Feature
eChargie electrifies e-vehicle charging business
To motivate people to buy electric vehicles, you need to make charging readily available and hassle-free. Finnish startup eChargie has made this its mission.
Electric cars, bikes and scooters are in hot demand. The challenge? Keeping all their batteries topped up while cruising around city centres. eChargie believes it has a solution. Instead of building full-scale charging stations, the startup turns existing power sockets into charging points for electric vehicles (EV).
“eChargie is an add-on unit that can be installed over any public or semi-public socket. It enables anyone to sell electricity to anyone,” explains founder and CEO Katja Koponen. “Our system is a safe and cost-efficient way to monetise the existing power infrastructure. It can be used to charge almost anything – electric cars, bikes, scooters, smartphones.”

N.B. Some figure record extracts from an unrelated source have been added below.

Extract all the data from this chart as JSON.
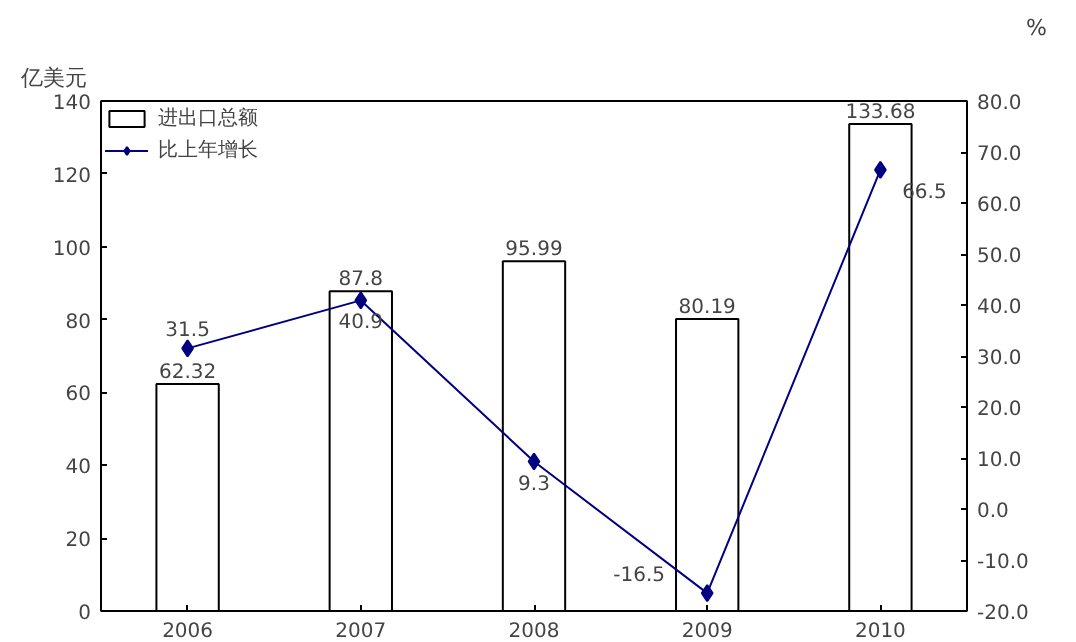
{
  "chart_data": {
    "type": "bar",
    "categories": [
      "2006",
      "2007",
      "2008",
      "2009",
      "2010"
    ],
    "ylabel": "亿美元",
    "y2label": "%",
    "ylim": [
      0,
      140
    ],
    "yticks": [
      0,
      20,
      40,
      60,
      80,
      100,
      120,
      140
    ],
    "y2lim": [
      -20,
      80
    ],
    "y2ticks": [
      {
        "value": -20,
        "label": "-20.0"
      },
      {
        "value": -10,
        "label": "-10.0"
      },
      {
        "value": 0,
        "label": "0.0"
      },
      {
        "value": 10,
        "label": "10.0"
      },
      {
        "value": 20,
        "label": "20.0"
      },
      {
        "value": 30,
        "label": "30.0"
      },
      {
        "value": 40,
        "label": "40.0"
      },
      {
        "value": 50,
        "label": "50.0"
      },
      {
        "value": 60,
        "label": "60.0"
      },
      {
        "value": 70,
        "label": "70.0"
      },
      {
        "value": 80,
        "label": "80.0"
      }
    ],
    "series": [
      {
        "name": "进出口总额",
        "color": "#ffffff",
        "values": [
          62.32,
          87.8,
          95.99,
          80.19,
          133.68
        ]
      },
      {
        "name": "比上年增长",
        "type": "line",
        "axis": "y2",
        "color": "#000080",
        "marker": "diamond",
        "values": [
          31.5,
          40.9,
          9.3,
          -16.5,
          66.5
        ]
      }
    ],
    "data_labels": true,
    "legend": "top left",
    "grid": false
  }
}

The setup is simple. It takes only a few minutes to install an eChargie unit, and no special skills are required. The socket owner then logs on to the accompanying mobile app and defines charging fees, times and payment details. Now the charging point is visible on the eChargie app and available for EV users to find and plug in their vehicle. Neither side needs to worry about power overload as the charging unit comes equipped with an automatic safety switch.
Plugging a gap
Koponen is the brains behind eChargie. Four years ago, she was hosting an automotive industry delegation in Finland and heard how big the plans were for electric cars.

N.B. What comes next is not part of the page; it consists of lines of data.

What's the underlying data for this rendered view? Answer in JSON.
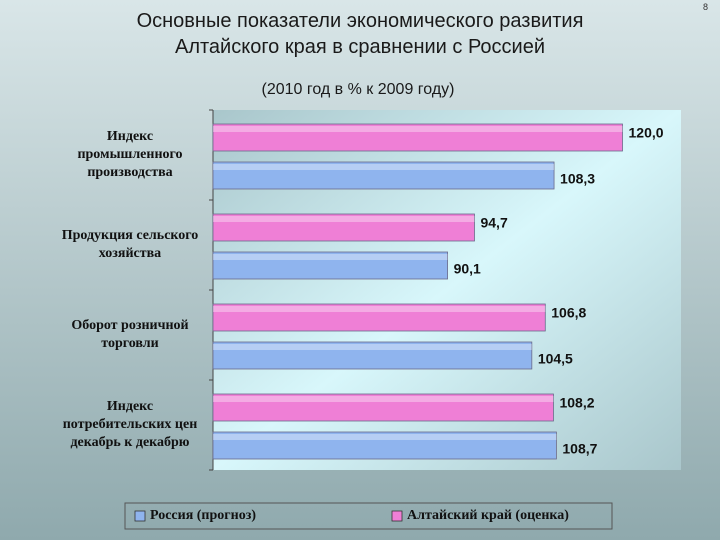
{
  "page_number": "8",
  "chart_data": {
    "type": "bar",
    "orientation": "horizontal",
    "title": "Основные показатели экономического развития\nАлтайского края в сравнении с Россией",
    "subtitle": "(2010 год в % к 2009 году)",
    "categories": [
      "Индекс\nпромышленного\nпроизводства",
      "Продукция сельского\nхозяйства",
      "Оборот розничной\nторговли",
      "Индекс\nпотребительских цен\nдекабрь к декабрю"
    ],
    "series": [
      {
        "name": "Россия (прогноз)",
        "color": "#8fb4ee",
        "values": [
          108.3,
          90.1,
          104.5,
          108.7
        ],
        "value_labels": [
          "108,3",
          "90,1",
          "104,5",
          "108,7"
        ]
      },
      {
        "name": "Алтайский край (оценка)",
        "color": "#ef7fd6",
        "values": [
          120.0,
          94.7,
          106.8,
          108.2
        ],
        "value_labels": [
          "120,0",
          "94,7",
          "106,8",
          "108,2"
        ]
      }
    ],
    "xlim": [
      50,
      130
    ],
    "legend": "bottom"
  }
}
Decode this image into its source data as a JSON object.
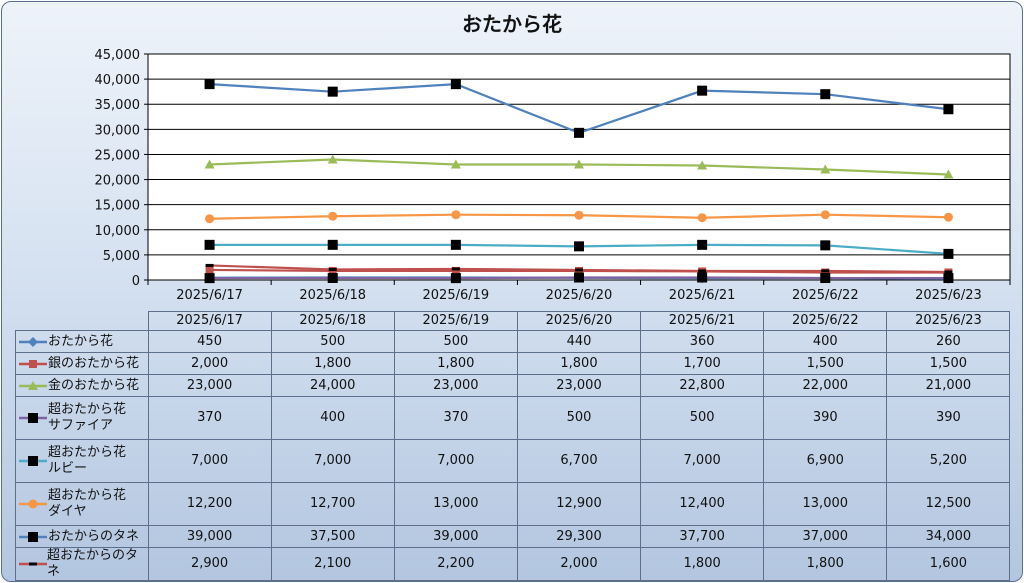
{
  "chart_data": {
    "type": "line",
    "title": "おたから花",
    "categories": [
      "2025/6/17",
      "2025/6/18",
      "2025/6/19",
      "2025/6/20",
      "2025/6/21",
      "2025/6/22",
      "2025/6/23"
    ],
    "ylim": [
      0,
      45000
    ],
    "yticks": [
      "0",
      "5,000",
      "10,000",
      "15,000",
      "20,000",
      "25,000",
      "30,000",
      "35,000",
      "40,000",
      "45,000"
    ],
    "grid": true,
    "legend": "table",
    "series": [
      {
        "name": "おたから花",
        "color": "#4f81bd",
        "marker": "diamond",
        "values": [
          450,
          500,
          500,
          440,
          360,
          400,
          260
        ],
        "labels": [
          "450",
          "500",
          "500",
          "440",
          "360",
          "400",
          "260"
        ]
      },
      {
        "name": "銀のおたから花",
        "color": "#c0504d",
        "marker": "square",
        "values": [
          2000,
          1800,
          1800,
          1800,
          1700,
          1500,
          1500
        ],
        "labels": [
          "2,000",
          "1,800",
          "1,800",
          "1,800",
          "1,700",
          "1,500",
          "1,500"
        ]
      },
      {
        "name": "金のおたから花",
        "color": "#9bbb59",
        "marker": "triangle",
        "values": [
          23000,
          24000,
          23000,
          23000,
          22800,
          22000,
          21000
        ],
        "labels": [
          "23,000",
          "24,000",
          "23,000",
          "23,000",
          "22,800",
          "22,000",
          "21,000"
        ]
      },
      {
        "name": "超おたから花\nサファイア",
        "color": "#8064a2",
        "marker": "square-black",
        "values": [
          370,
          400,
          370,
          500,
          500,
          390,
          390
        ],
        "labels": [
          "370",
          "400",
          "370",
          "500",
          "500",
          "390",
          "390"
        ]
      },
      {
        "name": "超おたから花\nルビー",
        "color": "#4bacc6",
        "marker": "square-black",
        "values": [
          7000,
          7000,
          7000,
          6700,
          7000,
          6900,
          5200
        ],
        "labels": [
          "7,000",
          "7,000",
          "7,000",
          "6,700",
          "7,000",
          "6,900",
          "5,200"
        ]
      },
      {
        "name": "超おたから花\nダイヤ",
        "color": "#f79646",
        "marker": "circle",
        "values": [
          12200,
          12700,
          13000,
          12900,
          12400,
          13000,
          12500
        ],
        "labels": [
          "12,200",
          "12,700",
          "13,000",
          "12,900",
          "12,400",
          "13,000",
          "12,500"
        ]
      },
      {
        "name": "おたからのタネ",
        "color": "#4f81bd",
        "marker": "square-black",
        "values": [
          39000,
          37500,
          39000,
          29300,
          37700,
          37000,
          34000
        ],
        "labels": [
          "39,000",
          "37,500",
          "39,000",
          "29,300",
          "37,700",
          "37,000",
          "34,000"
        ]
      },
      {
        "name": "超おたからのタネ",
        "color": "#c0504d",
        "marker": "dash",
        "values": [
          2900,
          2100,
          2200,
          2000,
          1800,
          1800,
          1600
        ],
        "labels": [
          "2,900",
          "2,100",
          "2,200",
          "2,000",
          "1,800",
          "1,800",
          "1,600"
        ]
      }
    ]
  }
}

“I started to think about services that could accompany this development and that is how the idea began brewing,” Koponen recalls. “At first, we thought an EV owner could have a cable and an app for purchasing electricity. Then we realised they would need to ask permission to use someone’s power plug in any case. So we moved our focus to property owners.”

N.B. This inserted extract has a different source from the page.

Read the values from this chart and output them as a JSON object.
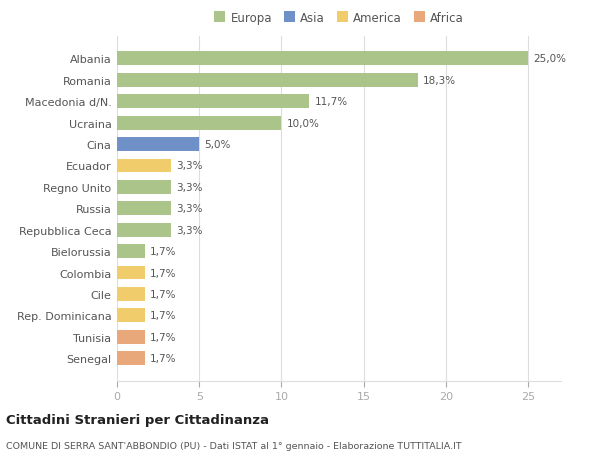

The “we” in question are Koponen and her business partner, Oliver Hussey. The duo founded eChargie in late 2017. The company quickly secured early-seed funding from the Finnish Ministry of the Environment and later an R&D loan from Business Finland to speed up product development.
The goal for eChargie is not to replace fast charging – an hour’s charge only adds 10-25 kilometres to the range of a vehicle – but to fill gaps in the EV charging network with a cost-effective alternative. Consequently, the company is initially targeting B2B customers such as office buildings, hotels, airports and housing complexes, where people typically park for longer periods.
eChargie has already piloted its service with the City of Tampere and the IoT Campus in Salo, among others, and is now preparing for a wider launch by the end of 2019.
From Finland to India
The appeal of eChargie is its simplicity. Unused power sockets are everywhere, and so is demand for new charging solutions. The Nordics are also an excellent test bed for eChargie because the cold winters mean cars are already plugged into sockets to keep their engines from freezing.
But it is the Asian markets, India in particular, which tempt Koponen. This is where the number of two- and three-wheeled electric vehicles is on a steep growth curve. This is good news for eChargie for two reasons. First, these smaller EVs don’t need fast chargers to charge quickly and, second, they cannot use electric car charging points.
“There is a huge demand for our kind of a digitalised, mobile-payment enabled power socket,” Koponen enthuses. “In India, there are 170 million two- and three-wheelers with combustion engines, half of which the government wants to replace with EVs by 2025. It’s an opportunity we can’t miss.”